Japan entered the Pacific War in December, but Dazai was excused from the draft because of his chronic chest problems. The censors became more reluctant to accept Dazai's offbeat work, but he managed to publish quite a bit anyway, remaining one of the very few authors who managed to turn out interesting material in those years. His house was firebombed twice, but Dazai's family escaped unscathed, with a son, Masaki, born in 1944. His third child, daughter Satoko (who later became famous writer Yuko Tsushima), was born in May 1947.

In July 1947 Dazai's best-known work, The Setting Sun (Shayô, 斜陽) was published, propelling an already popular writer into a celebrity. Not that this seemed to help Dazai much: always a heavy drinker, he was turning into an actual alcoholic, he had already fathered a child out of wedlock with a fan, and his health was also rapidly deteriorating. At this time Dazai met Tomie Yamazaki, a beautician and war widow who had lost her husband after 10 days of married life. Dazai effectively abandoned his wife and children and moved in with Tomie, writing his quasi-autobiography Ningen Shikkaku (人間失格, usually translated "No Longer Human" but perhaps closer in meaning to "Disqualified from Humanity") at the hot-spring resort Atami. On June 13, 1948, Dazai and Tomie finally succeeded, drowning themselves in the Tamagawa Canal.

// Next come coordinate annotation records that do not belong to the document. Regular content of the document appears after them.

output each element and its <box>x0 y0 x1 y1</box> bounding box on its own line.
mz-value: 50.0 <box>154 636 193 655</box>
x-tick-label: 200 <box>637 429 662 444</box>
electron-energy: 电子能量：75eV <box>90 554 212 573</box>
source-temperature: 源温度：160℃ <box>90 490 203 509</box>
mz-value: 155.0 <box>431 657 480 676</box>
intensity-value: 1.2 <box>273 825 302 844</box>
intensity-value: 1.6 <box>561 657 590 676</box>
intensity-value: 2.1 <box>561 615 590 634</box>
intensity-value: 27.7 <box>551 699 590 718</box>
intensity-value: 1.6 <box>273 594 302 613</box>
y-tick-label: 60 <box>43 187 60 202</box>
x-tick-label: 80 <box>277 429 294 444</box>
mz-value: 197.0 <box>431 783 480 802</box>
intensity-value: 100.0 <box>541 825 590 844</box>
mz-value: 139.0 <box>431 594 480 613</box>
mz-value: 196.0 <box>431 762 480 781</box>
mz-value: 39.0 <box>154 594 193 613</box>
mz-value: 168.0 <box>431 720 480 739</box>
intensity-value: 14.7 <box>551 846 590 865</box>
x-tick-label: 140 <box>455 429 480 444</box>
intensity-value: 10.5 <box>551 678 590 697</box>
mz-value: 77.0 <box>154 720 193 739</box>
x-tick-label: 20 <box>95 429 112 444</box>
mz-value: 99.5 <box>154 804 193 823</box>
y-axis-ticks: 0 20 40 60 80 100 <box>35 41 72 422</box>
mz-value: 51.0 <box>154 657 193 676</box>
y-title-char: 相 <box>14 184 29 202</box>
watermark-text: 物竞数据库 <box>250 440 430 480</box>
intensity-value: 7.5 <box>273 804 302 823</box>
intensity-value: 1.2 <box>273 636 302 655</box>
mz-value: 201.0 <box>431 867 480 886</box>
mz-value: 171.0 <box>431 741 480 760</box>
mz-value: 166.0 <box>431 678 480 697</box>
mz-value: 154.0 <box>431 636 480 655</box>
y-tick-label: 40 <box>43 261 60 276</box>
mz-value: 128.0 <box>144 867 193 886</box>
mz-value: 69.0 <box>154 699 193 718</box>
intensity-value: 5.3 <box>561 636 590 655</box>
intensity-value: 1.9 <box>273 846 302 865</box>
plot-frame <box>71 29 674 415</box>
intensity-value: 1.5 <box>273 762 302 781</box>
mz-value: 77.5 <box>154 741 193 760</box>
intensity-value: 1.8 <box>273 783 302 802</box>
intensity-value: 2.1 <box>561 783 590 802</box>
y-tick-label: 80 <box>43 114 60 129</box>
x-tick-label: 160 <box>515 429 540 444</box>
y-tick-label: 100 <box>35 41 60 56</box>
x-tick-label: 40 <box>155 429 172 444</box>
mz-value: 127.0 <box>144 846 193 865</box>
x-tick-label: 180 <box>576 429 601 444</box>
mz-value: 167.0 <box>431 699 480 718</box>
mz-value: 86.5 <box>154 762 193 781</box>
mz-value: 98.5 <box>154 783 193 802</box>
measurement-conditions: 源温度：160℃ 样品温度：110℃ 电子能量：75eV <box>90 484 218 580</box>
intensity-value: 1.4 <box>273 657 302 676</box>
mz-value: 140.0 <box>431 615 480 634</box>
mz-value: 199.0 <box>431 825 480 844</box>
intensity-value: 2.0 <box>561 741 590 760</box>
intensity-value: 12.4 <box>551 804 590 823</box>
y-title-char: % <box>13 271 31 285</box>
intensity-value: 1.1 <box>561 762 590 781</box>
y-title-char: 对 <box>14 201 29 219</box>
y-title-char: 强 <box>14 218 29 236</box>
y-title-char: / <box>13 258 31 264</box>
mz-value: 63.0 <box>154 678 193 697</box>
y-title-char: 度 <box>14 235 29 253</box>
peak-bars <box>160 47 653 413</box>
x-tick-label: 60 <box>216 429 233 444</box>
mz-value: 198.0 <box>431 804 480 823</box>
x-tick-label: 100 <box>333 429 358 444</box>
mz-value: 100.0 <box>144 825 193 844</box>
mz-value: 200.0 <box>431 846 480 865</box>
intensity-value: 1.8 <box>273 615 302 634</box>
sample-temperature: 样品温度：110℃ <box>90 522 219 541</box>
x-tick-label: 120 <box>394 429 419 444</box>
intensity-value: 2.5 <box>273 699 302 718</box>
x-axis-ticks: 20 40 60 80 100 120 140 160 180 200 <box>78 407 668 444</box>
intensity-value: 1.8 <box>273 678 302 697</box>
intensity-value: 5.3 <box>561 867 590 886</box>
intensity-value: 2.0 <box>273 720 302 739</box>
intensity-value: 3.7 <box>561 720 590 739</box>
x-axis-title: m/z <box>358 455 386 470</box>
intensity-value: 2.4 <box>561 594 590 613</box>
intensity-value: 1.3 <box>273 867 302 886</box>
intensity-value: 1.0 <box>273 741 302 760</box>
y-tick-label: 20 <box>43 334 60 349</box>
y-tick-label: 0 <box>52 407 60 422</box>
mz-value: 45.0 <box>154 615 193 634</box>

As noted above, Dazai's most characteristic style is first-person and autobiographical, his tales thinly disguised and painfully factual stories of what has happened to him, or perhaps more what he has done to himself. At his best these can be both poetic and wrenching, although all too often Dazai veers off the knife's edge into being either embarassingly explicit or merely whining pathetically. The overall tone is distinctly downbeat, occasionally outright suicidal, although in some works there is quite a bit of black humor as well. His original Japanese has a tendency to feature jawbreaker sentences several pages long, but fortunately these have mostly been made more reasonable in translation.

Brief Bibliography

Titles given also in English if the novel or story collection in question has been translated.

1935: Doke no Hana
1937: Nijusseiki Kishu; Kyoko no Hoko
1939: Ai to Bi ni Tsuite; Joseito; Bannen (The Twilight Years)
1940: Onna no Ketto
1941: Shin Hamuretto (The New Hamlet)
1942: Seigi to Bisho
1943: Udaijin Sanetomo
1944: Tsugaru
1945: Otogi Zoshi (Fairy Tales); Sekibetsu; Shin Shokokubanashi
1946: Pandora no Hako; Fuyu no Hanabi
1947: Kyoshin no Kami; Shayo (Setting Sun); Biyon no Tsuma; Tokatonton
1948: Nyoze Gabun; Ningen Shikkaku (No Longer Human); Goodbye


Dazai, Osamu. Self Portraits: Stories. Kodansha 1992.